Zaman Gazetesi'ni kapı-kapı dağıtırlar ya, bizim kapımızın önüne de bırakılıyor. Dinci yazarlardan biri diyor ki, "Çocuğa dini küçük yaşta öğretmezsen, sonra öğretemezsin". Muhafazakar kesimin bu kadar boşboğaz olmasının-herkesin kafasına estiği gibi konuşmasının, eğitim sisteminin değiştirilmesinin falan altında da bu dindarlık ideolojisi yatmıyor mu?

Din de toplumsal kültürün esinlendiği ve cesaret bulduğu bir mecra değil mi?

Dinin baskısının üzerimizde olduğu bir kültürde ne kadar eşcinsel olarak varolabiliriz?

Bir de şöyle bir korku vardır. Din hakkında konuşmak kişilik haklarına hakarettir. Peki egemen olan dinin baskısı altına yaşayanların başlarına gelenler ne oluyor? Onlar insan değiller mi?

Dindarlar eşcinsellik "ahlaksızlık, hastalık" diyecek, eşcinseller de tedaviye ihtiyacı olan mahluklar gibi susacaklar öyle mi?

Hadi or'dan!

Bunu son zamanlarda özellikle okuduğum Radikal gazetesinin dinle ilgili haberlerine yaptığım yorumların yayınlanmamasında çok yaşıyorum. Yani adları Radikal ama kimler adına radikallik yapıyorlar bilmiyorum. "Egemen güçleri ürkütüp üzerimize gelmelerine sebep olmayalım" korkusu hakim galiba. Zaten işten çıkarılan gazetecilerin durumu ortada.

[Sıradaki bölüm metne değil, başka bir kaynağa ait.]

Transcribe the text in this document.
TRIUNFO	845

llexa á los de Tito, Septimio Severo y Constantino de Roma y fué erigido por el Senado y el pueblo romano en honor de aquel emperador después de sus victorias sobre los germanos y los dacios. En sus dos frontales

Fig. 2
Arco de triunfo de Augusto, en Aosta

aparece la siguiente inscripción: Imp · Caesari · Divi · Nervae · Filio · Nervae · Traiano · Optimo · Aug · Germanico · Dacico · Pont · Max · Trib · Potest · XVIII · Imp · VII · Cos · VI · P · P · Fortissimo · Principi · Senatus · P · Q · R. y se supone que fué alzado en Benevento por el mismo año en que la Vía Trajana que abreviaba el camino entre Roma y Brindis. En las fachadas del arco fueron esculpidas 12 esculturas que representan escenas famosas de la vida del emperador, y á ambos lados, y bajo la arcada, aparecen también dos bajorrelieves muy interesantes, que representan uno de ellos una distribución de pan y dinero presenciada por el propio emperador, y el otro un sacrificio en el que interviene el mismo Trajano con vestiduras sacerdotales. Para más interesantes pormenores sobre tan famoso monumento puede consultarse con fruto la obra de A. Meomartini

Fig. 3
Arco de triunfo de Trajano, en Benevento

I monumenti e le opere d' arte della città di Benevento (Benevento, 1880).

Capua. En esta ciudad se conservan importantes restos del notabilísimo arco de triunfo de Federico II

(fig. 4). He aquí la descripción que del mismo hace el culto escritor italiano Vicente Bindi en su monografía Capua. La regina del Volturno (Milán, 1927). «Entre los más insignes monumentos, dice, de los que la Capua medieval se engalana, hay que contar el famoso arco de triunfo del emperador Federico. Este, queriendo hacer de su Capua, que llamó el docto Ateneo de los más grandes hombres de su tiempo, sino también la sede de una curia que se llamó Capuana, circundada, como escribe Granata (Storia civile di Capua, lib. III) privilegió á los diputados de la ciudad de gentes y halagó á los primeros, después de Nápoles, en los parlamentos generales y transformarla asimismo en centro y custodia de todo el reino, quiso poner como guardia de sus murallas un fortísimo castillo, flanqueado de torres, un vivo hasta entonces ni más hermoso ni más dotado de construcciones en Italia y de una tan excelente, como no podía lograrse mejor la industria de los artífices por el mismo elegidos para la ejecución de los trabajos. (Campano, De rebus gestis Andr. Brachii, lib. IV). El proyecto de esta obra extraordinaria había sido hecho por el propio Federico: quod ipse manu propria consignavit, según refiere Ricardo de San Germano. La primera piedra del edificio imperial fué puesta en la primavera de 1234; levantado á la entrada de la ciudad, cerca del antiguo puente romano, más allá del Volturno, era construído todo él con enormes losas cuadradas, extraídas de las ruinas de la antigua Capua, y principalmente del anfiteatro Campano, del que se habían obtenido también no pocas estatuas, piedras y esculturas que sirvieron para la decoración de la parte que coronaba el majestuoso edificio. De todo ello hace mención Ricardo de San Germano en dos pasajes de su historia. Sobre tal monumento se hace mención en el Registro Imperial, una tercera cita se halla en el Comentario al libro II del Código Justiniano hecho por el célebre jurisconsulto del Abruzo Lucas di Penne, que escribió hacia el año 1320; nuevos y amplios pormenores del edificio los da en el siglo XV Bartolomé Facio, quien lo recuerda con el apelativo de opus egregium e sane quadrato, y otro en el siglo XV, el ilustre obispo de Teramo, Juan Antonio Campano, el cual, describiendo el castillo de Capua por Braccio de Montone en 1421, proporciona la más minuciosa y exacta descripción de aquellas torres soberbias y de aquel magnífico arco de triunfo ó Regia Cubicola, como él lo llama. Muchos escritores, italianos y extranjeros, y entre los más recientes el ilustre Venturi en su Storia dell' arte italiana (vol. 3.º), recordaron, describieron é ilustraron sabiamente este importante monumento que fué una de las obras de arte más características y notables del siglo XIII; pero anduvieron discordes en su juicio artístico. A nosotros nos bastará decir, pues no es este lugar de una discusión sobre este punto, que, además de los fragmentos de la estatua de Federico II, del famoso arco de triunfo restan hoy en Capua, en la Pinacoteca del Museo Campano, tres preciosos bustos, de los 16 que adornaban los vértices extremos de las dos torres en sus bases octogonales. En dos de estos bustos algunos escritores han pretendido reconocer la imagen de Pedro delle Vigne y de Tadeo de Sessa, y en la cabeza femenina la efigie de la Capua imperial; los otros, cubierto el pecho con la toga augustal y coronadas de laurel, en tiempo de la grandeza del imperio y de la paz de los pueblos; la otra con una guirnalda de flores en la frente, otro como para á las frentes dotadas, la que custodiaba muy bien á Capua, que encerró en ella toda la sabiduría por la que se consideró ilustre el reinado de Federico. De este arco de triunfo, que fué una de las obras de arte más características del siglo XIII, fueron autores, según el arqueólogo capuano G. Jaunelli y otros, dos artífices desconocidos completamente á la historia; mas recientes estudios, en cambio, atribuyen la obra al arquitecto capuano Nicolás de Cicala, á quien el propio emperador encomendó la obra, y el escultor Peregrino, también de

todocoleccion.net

Bir de gazeteleri mi kapansın?

Yani demek istediğim, birileri benim doğal yapım-eşcinselliğim aleyhinde konuşuyor, ne olup-olamayacağıma dair kararlar veriyor, birileri bunu haber yapıyor ama ben birilerine din konusunda veya heteroseksist değerleri konusunda söz söyleyemiyorum. Oysa benim eşcinselliğim bilimsel, genetiksel bir gerçek ve özgür irademle kendimin ne olduğunun-eşcinselliğimin bilincindeyim. Eşcinselliğim hakkında konuşmak, hele ki beni kötülemek, aşağılamak, dışlamak ve hedef göstermek kimin hakkı olabilir ki?